Allelic Contributions to Expression Differences between Balanced and Lethal Paternal Excess Endosperm. (A) Paternal fraction in genic transcripts. Boxplot represents all genes with at least 50 allele-specific reads in the indicated genotypes. Number of genes in balanced, 10,388; lethal ♂ excess, 11,709; viable ♂ excess, 11,430. For balanced endosperm, a total of five replicate libraries were analyzed (Erdmann et al., 2017). (B) Paternal excess endosperm transcriptome is maternally skewed. Frequency distribution plot of % paternal deviation for each gene. Paternal deviation was calculated for genes with at least 50 allele-specific reads in each pair of genotypes being compared.
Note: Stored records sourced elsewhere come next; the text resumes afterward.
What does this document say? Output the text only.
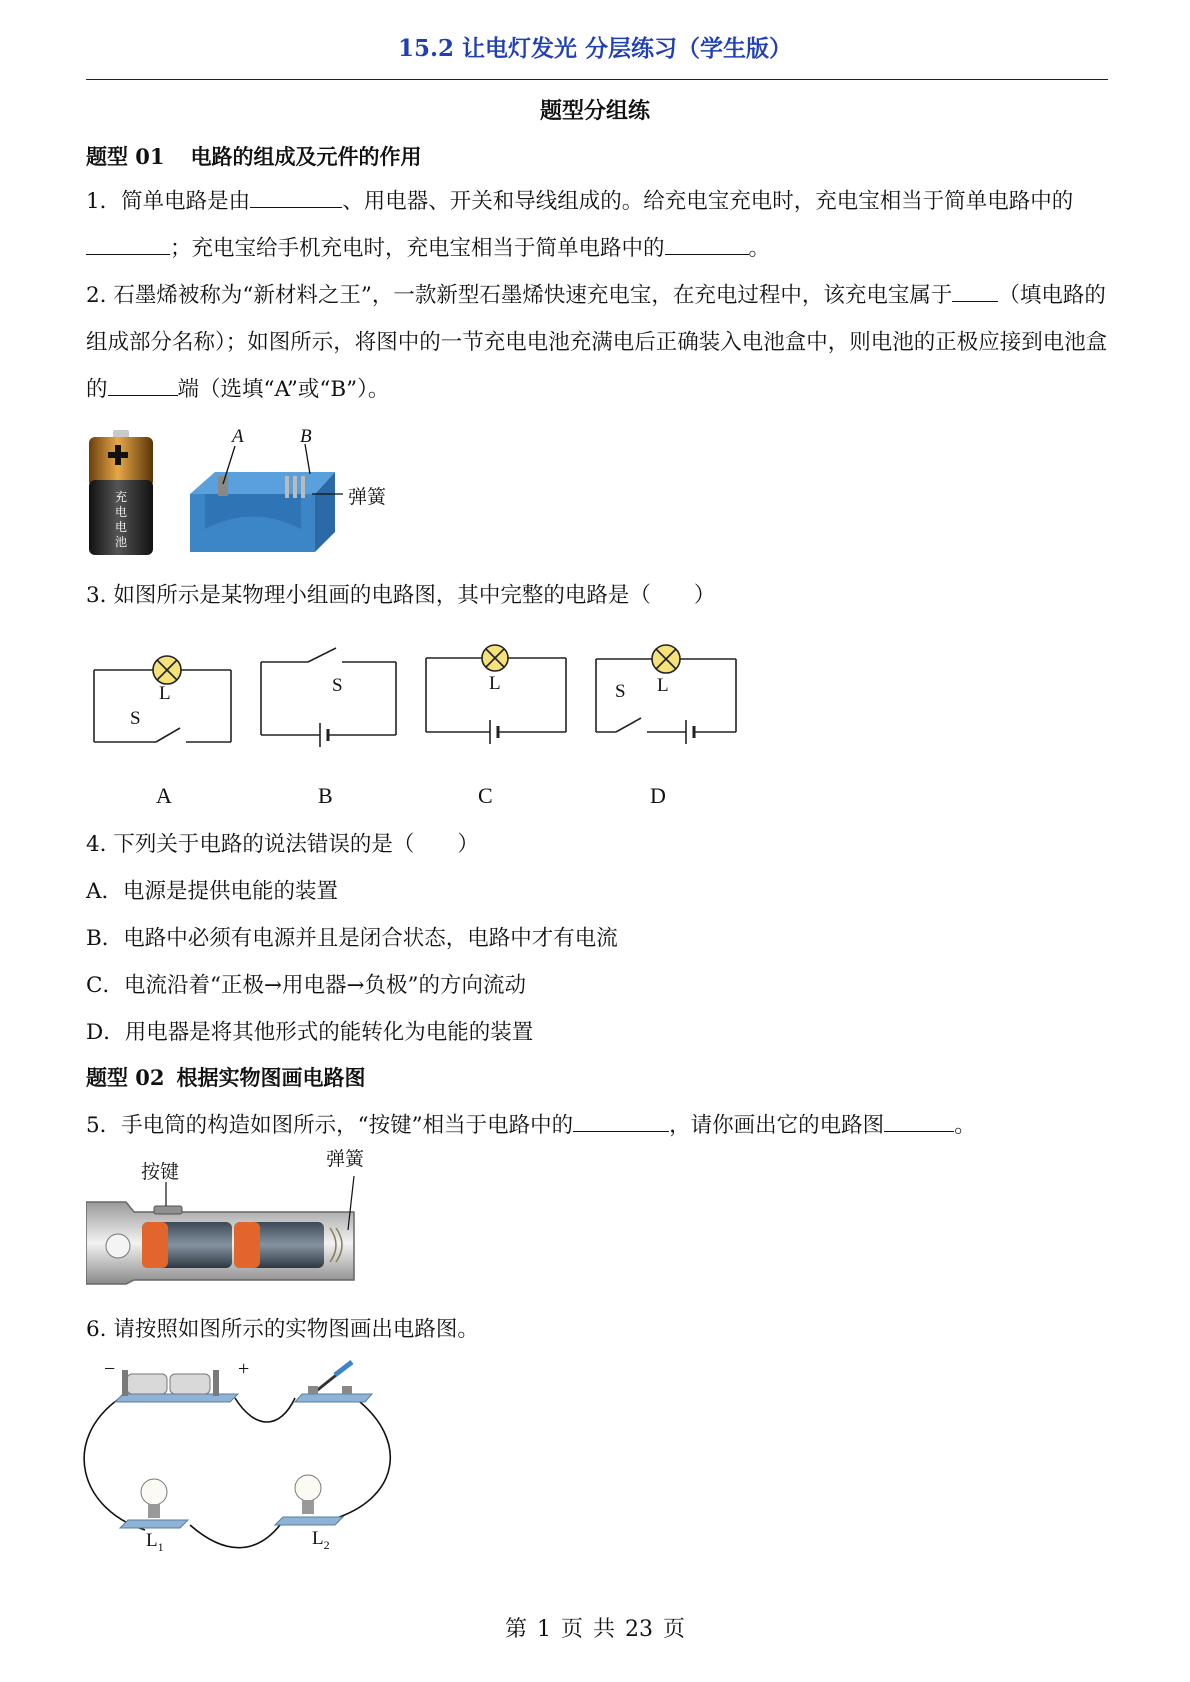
15.2 让电灯发光 分层练习（学生版）
题型分组练
题型 01 电路的组成及元件的作用
1．简单电路是由	、用电器、开关和导线组成的。给充电宝充电时，充电宝相当于简单电路中的；充电宝给手机充电时，充电宝相当于简单电路中的	。
2. 石墨烯被称为“新材料之王”，一款新型石墨烯快速充电宝，在充电过程中，该充电宝属于 （填电路的组成部分名称）；如图所示，将图中的一节充电电池充满电后正确装入电池盒中，则电池的正极应接到电池盒的	端（选填“A”或“B”）。
充
电
电
池
A	B
弹簧
3. 如图所示是某物理小组画的电路图，其中完整的电路是（　　）
L
S
S	L	S L
A	B	C	D
4. 下列关于电路的说法错误的是（　　）
A．电源是提供电能的装置
B．电路中必须有电源并且是闭合状态，电路中才有电流
C．电流沿着“正极→用电器→负极”的方向流动
D．用电器是将其他形式的能转化为电能的装置
题型 02 根据实物图画电路图
5．手电筒的构造如图所示，“按键”相当于电路中的	，请你画出它的电路图	。
按键
弹簧
6. 请按照如图所示的实物图画出电路图。
−	+
$L_1$	$L_2$
第 1 页 共 23 页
Number of genes in lethal ♂ excess - balanced, 9,550; viable ♂ excess - balanced, 9,639; viable ♂ excess - lethal ♂ excess, 10,919. (C) Decreased paternal allele contribution at a larger proportion of genes with decreased expression in lethal paternal excess compared with balanced. n = 1910 genes. Impacts of allele-specific changes on gene expression for two examples, WOX8 and AT2G01580, are shown. (D) Increased maternal allele activation at a larger proportion of genes with increased expression in lethal paternal excess. n = 1608 genes. Impacts of allele-specific changes on gene expression for two examples, SDG21 and HEXO3, are shown. Genes analyzed in (C) and (D) were detected as having significantly different expression levels by Cuffdiff. A gene with an allelic shift of at least 20% was considered to have a modified allelic balance. Boxplots represent median values for paternal deviation from genomic expectation. For gene-specific histograms, the maternal allele is shown in red and the paternal allele is shown in blue. (E) sRNA populations are increasingly maternally biased in paternal excess endosperm. The paternal fraction of sRNA populations from viable paternal excess endosperm is intermediate between lethal paternal excess and balanced endosperm. Data from three replicates of balanced endosperm and two replicates each of lethal and viable paternal excess endosperm are plotted. sRNA reads mapped to the TAIR10 genome were first split based on size and then into Col and Ler reads using single nucleotide polymorphisms. % of paternal reads and deviation from genomic expectation at each size were calculated.